Stoat craned his neck in an effort to see better—

And lost his balance, falling over and whacking his head on the corner of the windowsill. Just a few feet away from where Schweitzer had once lain, Stoat flopped to the carpeted floor and lay still. Knocked out.

I felt my mouth attempt to open beneath the duct tape, felt the skin stretch around my wide-open staring eyes; I was so astonished. Due to Stoat's bluster or his bravado or both, I had not realized Stoat was still feeling pretty damn weak from the snakebite.

Could he be—dead?

No, dammit, the bastard was not dead. He lay faceup, and I could see his greasy gray nose hair moving as he breathed. But he seemed to be out cold.

For all the good that did me when I sat firmly adhered to a kitchen chair. And when, of all the frustrating things, I knew there were police right down the road!

Immediately I tried to get free.
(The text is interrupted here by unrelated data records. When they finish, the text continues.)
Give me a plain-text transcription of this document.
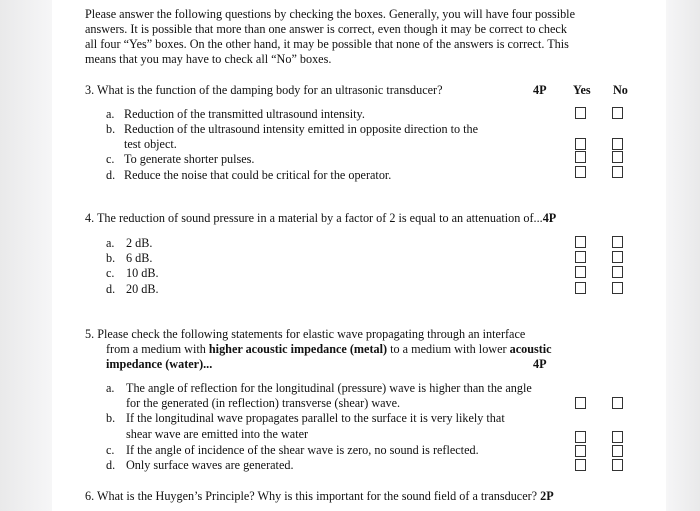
Please answer the following questions by checking the boxes. Generally, you will have four possible
answers. It is possible that more than one answer is correct, even though it may be correct to check
all four “Yes” boxes. On the other hand, it may be possible that none of the answers is correct. This
means that you may have to check all “No” boxes.
3. What is the function of the damping body for an ultrasonic transducer?	4P Yes No
a. Reduction of the transmitted ultrasound intensity.
b. Reduction of the ultrasound intensity emitted in opposite direction to the
test object.
c. To generate shorter pulses.
d. Reduce the noise that could be critical for the operator.
4. The reduction of sound pressure in a material by a factor of 2 is equal to an attenuation of...4P
a. 2 dB.
b. 6 dB.
c. 10 dB.
d. 20 dB.
5. Please check the following statements for elastic wave propagating through an interface
from a medium with higher acoustic impedance (metal) to a medium with lower acoustic
impedance (water)...	4P
a. The angle of reflection for the longitudinal (pressure) wave is higher than the angle
for the generated (in reflection) transverse (shear) wave.
b. If the longitudinal wave propagates parallel to the surface it is very likely that
shear wave are emitted into the water
c. If the angle of incidence of the shear wave is zero, no sound is reflected.
d. Only surface waves are generated.
6. What is the Huygen’s Principle? Why is this important for the sound field of a transducer? 2P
I struggled to slip my hands out of their sticky binding, but I soon found that the duct tape was way stronger than I was. I tried to kick my legs free. Same problem. I tried to stand and walk while still taped to the chair, only to put myself in great danger of falling. Panting with effort, I sat still again, trying to think.

As my breathing eased, I could hear Stoat snoring. Snoring! The loathsome man lay sleeping like a baby on my living room floor.

I wanted to scream. I thought I would lose my scant remaining mind to sheer outrage.

Then another seething, bubbling sort of snoring sound turned my attention away from Stoat and toward the stove, where I saw a large pot boiling over.

The spaghetti! Or linguine, whatever. I had forgotten all about it. Not only would it overcook, but the sauce needed to be stirred or it would burn. In fact, I already smelled it scorching.

I felt a moment's concern, then rebelled against it. There went Stoat's dinner. Nyah, nyah. Served him right. Lying there taking a snooze.